Accordo Armonizzazione 3/07/2009

Mobilità lunga e Accordi 19/02/2007

Proposta rsu per Almaviva Green

C’era una volta l’informatica di Telecom I.: l’affaire Finsiel

Con la vendita dell’ultimo gruppo informatico nazionale da parte di Telecom Italia

tramonta il sogno decennale del Polo Informatico Nazionale. Si perde un' altra occasione per intervenire

nella dissestata economia del nostro Paese.

di Pino Russo

A febbraio 2003, all’epoca dell’avvio dell’ultimo Piano Industriale “dell’ex monopolista

telefonico”, l’Informatica di Telecom Italia (IT.G.) contava dodicimila addetti distribuiti in una

quarantina di aziende. Nei tre anni successivi il settore è caratterizzato da profondi sconvolgimenti

cadenzati da colpi di scorpori, vendite, fusioni, creazioni di nuovi soggetti industriali disegnati ad

hoc per rispondere all’esigenza di collocare, in qualche modo, i rami industriali identificati ed

estrapolati in attesa della definitiva alienazione. Le prime fasi di questo radicale sconvolgimento

vengono seguite e compiute in buona concertazione con le OO.SS. di categoria dei metalmeccanici

e, dell’allora neonato, sindacato della comunicazione; l’approccio iniziale, si configura con la

separazione dell’informatica di Corporate (IT.Telecom.) con quella di mercato (IT.Mercato alias

Gruppo Finsiel) e vede accordi con le parti sindacali di riferimento circa una serie di focalizzazioni

ed individuazioni di rami che, sostanzialmente, mirano allo split-off delle fasi non direttamente

riconducibili al core business. Ecco, quindi, la creazione dei rami del payroll, del facility

management, dell’assistenza logistica, a cui si aggiungono gli altri scorpori derivanti dalla

riorganizzazione della Casa Madre che, negli stessi frangenti, attua la stessa politica di

“atomizzazione” nel settore degli immobili, del parco veicoli, in pezzi dell’amministrazione …….ci

si rende ben presto conto che nulla è sfuggito alla fantasia innovatrice degli ispiratori del P.I. !
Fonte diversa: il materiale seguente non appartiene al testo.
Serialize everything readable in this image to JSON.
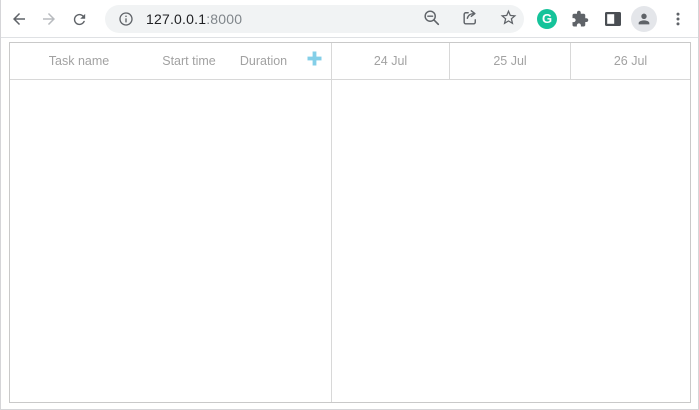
{
  "browser": {
    "toolbar": {
      "url_host": "127.0.0.1",
      "url_port": ":8000",
      "grammarly_letter": "G"
    }
  },
  "gantt": {
    "grid_columns": [
      {
        "label": "Task name"
      },
      {
        "label": "Start time"
      },
      {
        "label": "Duration"
      }
    ],
    "add_column_icon": "plus-icon",
    "timeline_scale": [
      {
        "label": "24 Jul"
      },
      {
        "label": "25 Jul"
      },
      {
        "label": "26 Jul"
      }
    ],
    "rows": []
  },
  "icons": {
    "back": "arrow-left",
    "forward": "arrow-right",
    "reload": "refresh-circular-arrow",
    "site_info": "info-circle",
    "zoom_indicator": "magnifier-minus",
    "share": "share-arrow-box",
    "bookmark": "star-outline",
    "grammarly": "g-green-circle",
    "extensions": "puzzle-piece",
    "side_panel": "split-square",
    "profile": "person-circle",
    "menu": "vertical-ellipsis",
    "add_column": "plus-cross"
  },
  "colors": {
    "toolbar_icon_gray": "#5f6368",
    "disabled_icon_gray": "#b8bbbf",
    "grammarly_green": "#15c39a",
    "accent_add_button": "#84cfe8",
    "header_text_gray": "#a2a2a2",
    "gantt_outer_border": "#c9c9c9",
    "gantt_inner_border": "#d8d8d8",
    "window_frame_gray": "#d5d5d8"
  }
}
Nascono così le prime serie frizioni con i sindacati che pure, nella prima fase, avevano cercato di

inseguire l’azienda con l’obiettivo di mantenere, quanto più possibile, le condizioni di tutela e di

rappresentanza anche per i lavoratori scorporati e favorendo accordi mirati all’incentivazione

all’esodo e al turn over. Già nelle fasi immediatamente successive agli scorpori ci si accorge che,

dietro le condivisibili intenzioni di riorganizzazione, le vere mire sono quelle dell’abbandono di

interi settori in funzione della ricerca di migliori performance di reddito: il payroll finisce ad

Accenture, l’hardware ad una controllata Hewlett Packard; per esternalizzare la manutenzione

prima viene risvegliata, da un letargo di decenni, una società denominata Emsa, ma dopo poche

settimane viene decisa un’ulteriore scissione, separando la parte di archiviazione documentale dal

rimanente, e consegnando i due nuovi tronconi individuati ad altri soggetti che poi vengono

venduti e riassemblati in nuove realtà industriali. Descrivere nei dettagli le cronache sindacali e le

sperimentazioni industriali che in questi anni hanno riguardato le vicende di buona parte degli

informatici delle aziende del gruppo Telecom I. è compito assai ardito anche per chi ha avuto la

responsabilità di seguirne le vicende da entrambi gli osservatori categoriali (metalmeccanico e TLC).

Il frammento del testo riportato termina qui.